New Rule Forces Washington Residents With Good Credit to Pay More for Insurance


(The Center Square) – Washington residents with good credit scores are facing sticker shock when their car or home insurance comes up for renewal.

Rates are increasing because Washington Insurance Commissioner Mike Kreidler has banned insurance companies from using credit scores in setting rates.

The policy went into effect in late June. Since most insurance policies are sold on an annualized basis, residents are getting sticker shock whenever their policies are set to renew.

Blaine resident Andy Weeda is one of the shocked. His family “had all of the little benefits,” that came with excellent credit and a good driving record, he told The Center Square.

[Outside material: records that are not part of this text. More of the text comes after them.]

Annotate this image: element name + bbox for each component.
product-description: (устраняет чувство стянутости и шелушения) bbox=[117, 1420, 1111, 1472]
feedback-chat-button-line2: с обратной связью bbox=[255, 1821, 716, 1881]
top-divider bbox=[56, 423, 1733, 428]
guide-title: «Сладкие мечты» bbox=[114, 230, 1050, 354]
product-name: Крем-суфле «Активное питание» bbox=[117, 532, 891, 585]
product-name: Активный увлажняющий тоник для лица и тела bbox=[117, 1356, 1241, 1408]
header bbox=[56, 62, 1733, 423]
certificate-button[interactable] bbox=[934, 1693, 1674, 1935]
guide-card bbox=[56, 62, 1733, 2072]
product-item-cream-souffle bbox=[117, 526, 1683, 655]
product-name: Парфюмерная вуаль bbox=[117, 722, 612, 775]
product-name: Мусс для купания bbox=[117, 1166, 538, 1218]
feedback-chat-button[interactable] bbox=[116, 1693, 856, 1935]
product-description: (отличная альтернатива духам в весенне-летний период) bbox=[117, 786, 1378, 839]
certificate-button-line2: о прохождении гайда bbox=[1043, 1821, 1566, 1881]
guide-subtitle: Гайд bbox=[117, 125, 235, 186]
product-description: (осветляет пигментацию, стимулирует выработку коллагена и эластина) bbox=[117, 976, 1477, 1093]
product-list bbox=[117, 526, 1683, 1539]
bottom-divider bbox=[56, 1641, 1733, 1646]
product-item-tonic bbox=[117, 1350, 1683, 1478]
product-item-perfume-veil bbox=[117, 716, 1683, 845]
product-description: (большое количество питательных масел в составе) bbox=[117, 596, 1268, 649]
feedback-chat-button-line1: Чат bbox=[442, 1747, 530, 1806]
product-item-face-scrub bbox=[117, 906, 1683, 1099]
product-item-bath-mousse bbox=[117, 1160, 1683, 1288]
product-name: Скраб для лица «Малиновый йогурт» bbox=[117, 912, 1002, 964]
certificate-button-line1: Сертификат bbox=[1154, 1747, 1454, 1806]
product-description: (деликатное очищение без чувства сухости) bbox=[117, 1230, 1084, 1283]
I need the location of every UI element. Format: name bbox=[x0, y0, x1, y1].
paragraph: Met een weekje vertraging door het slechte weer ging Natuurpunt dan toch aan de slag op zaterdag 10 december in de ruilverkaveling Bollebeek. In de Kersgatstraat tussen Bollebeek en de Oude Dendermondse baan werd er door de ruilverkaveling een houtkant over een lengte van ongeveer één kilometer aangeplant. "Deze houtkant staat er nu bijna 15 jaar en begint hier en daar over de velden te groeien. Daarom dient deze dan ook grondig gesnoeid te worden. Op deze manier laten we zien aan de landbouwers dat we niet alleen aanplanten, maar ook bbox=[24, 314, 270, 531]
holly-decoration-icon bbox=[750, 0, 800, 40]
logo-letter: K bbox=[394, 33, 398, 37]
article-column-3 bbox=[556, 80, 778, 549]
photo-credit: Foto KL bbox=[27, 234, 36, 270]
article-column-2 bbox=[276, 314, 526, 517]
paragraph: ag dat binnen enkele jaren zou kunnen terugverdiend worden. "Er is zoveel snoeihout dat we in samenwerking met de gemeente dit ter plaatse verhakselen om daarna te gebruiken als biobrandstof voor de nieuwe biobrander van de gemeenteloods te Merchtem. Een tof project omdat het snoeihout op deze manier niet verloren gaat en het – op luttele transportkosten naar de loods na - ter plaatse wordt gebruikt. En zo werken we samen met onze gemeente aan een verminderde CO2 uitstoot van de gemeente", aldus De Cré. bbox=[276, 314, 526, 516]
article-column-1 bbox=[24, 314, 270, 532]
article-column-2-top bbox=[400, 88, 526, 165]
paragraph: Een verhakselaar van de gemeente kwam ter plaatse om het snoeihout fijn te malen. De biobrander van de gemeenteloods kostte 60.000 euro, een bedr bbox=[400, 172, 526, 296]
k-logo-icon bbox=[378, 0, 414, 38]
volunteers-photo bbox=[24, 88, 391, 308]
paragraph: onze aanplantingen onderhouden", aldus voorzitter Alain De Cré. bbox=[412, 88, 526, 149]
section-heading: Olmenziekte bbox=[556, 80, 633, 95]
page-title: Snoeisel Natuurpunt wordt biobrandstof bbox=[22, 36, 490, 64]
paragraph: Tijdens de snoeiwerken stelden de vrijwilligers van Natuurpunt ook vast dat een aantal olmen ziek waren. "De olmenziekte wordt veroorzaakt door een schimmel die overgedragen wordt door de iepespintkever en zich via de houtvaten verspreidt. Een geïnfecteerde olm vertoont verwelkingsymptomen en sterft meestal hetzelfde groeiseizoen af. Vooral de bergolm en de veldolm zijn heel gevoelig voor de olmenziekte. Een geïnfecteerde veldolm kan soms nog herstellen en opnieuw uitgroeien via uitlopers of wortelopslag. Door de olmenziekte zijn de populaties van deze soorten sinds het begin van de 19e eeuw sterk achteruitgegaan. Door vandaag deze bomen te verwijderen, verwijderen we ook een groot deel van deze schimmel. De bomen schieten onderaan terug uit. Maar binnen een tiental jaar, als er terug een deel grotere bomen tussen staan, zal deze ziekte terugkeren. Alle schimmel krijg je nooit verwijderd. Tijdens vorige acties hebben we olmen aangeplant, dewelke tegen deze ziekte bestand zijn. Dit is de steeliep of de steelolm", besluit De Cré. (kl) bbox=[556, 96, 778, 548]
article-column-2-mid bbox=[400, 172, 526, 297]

“We were told they are all getting pulled in the state of Washington,” Weeda said. This all amounts to “leveling the driving field, I guess.”

Banning credit rating was rejected by the Washington Legislature earlier this year and instead enacted by the Office of the Insurance Commissioner by an emergency rule.

The rule is supposed to be revenue neutral, meaning insurance companies cannot just raise rates on those with great credit. Insurance providers have to lower rates on those with worse credit as well.

Kreidler argued credit-score-based pricing unfairly penalized those with poor credit, including minorities.

A Federal Trade Commission report to Congress that looked at the issue did not find overwhelming evidence of racial bias in this kind of insurance pricing.

Rather, the study found, “Credit-based insurance scores are effective predictors of risk under automobile policies.”

Credit scores “are predictive of the number of claims consumers file and the total cost of those claims,” and using such scores in setting insurance rates is “therefore likely to make the price of insurance better match the risk of loss posed by the consumer,” the FTC said.

The federal agency further found this to be true within demographic groups.

“Tests also showed that scores predict insurance risk within racial and ethnic minority groups (e.g., Hispanics with lower scores have higher estimated risk than Hispanics with higher scores). This within-group effect of scores is inconsistent with the theory that scores are solely a proxy for race and ethnicity,” the report said.

Kreidler’s office did not immediately return a request for comment on whether he is aware of the FTC report and its findings.

In an address to a conference put on by the Professional Insurance Agents (PIA) and the Independent Insurance Agents & Brokers of Washington in September, the insurance commissioner decried the influence of big data and big, out-of-state insurance companies.

Kreidler denounced a worldview “driven by numbers.” He protested against “boiling everybody down to an algorithm that tells you, ‘Oh this is a good person,’ because they’re likely to give us a bottom-line number that we like, ‘And this person is a bad person,’ regardless of the circumstances that they may wind up in.”

The insurance commissioner admitted of credit scoring, “Yes, it is a predictor. It also has the opportunity to dramatically impact the amount of resources that a company has to spend on underwriting. They don’t have to spend a lot of time taking a look at how they drive a car or maintain their home, because they take a look at some statistics, some numbers.”

“And where does it stop? Where does it stop?” Kreidler asked.

PIA lobbyist Mel Sorensen, speaking at the same conference on a different day, pointed out Kreidler’s office opposed two bills in the Legislature this year which seem to undercut his arguments.

One bill, supported by the insurance industry, would have mandated insurance companies can use credit scoring only when it benefits the ratepayers. The other bill would have allowed insurance companies to take life circumstances into account to counter a bad credit score.

The insurance companies have and continue to challenge this rule in court. The next challenge is scheduled to be heard in Thurston County Superior Court on Friday.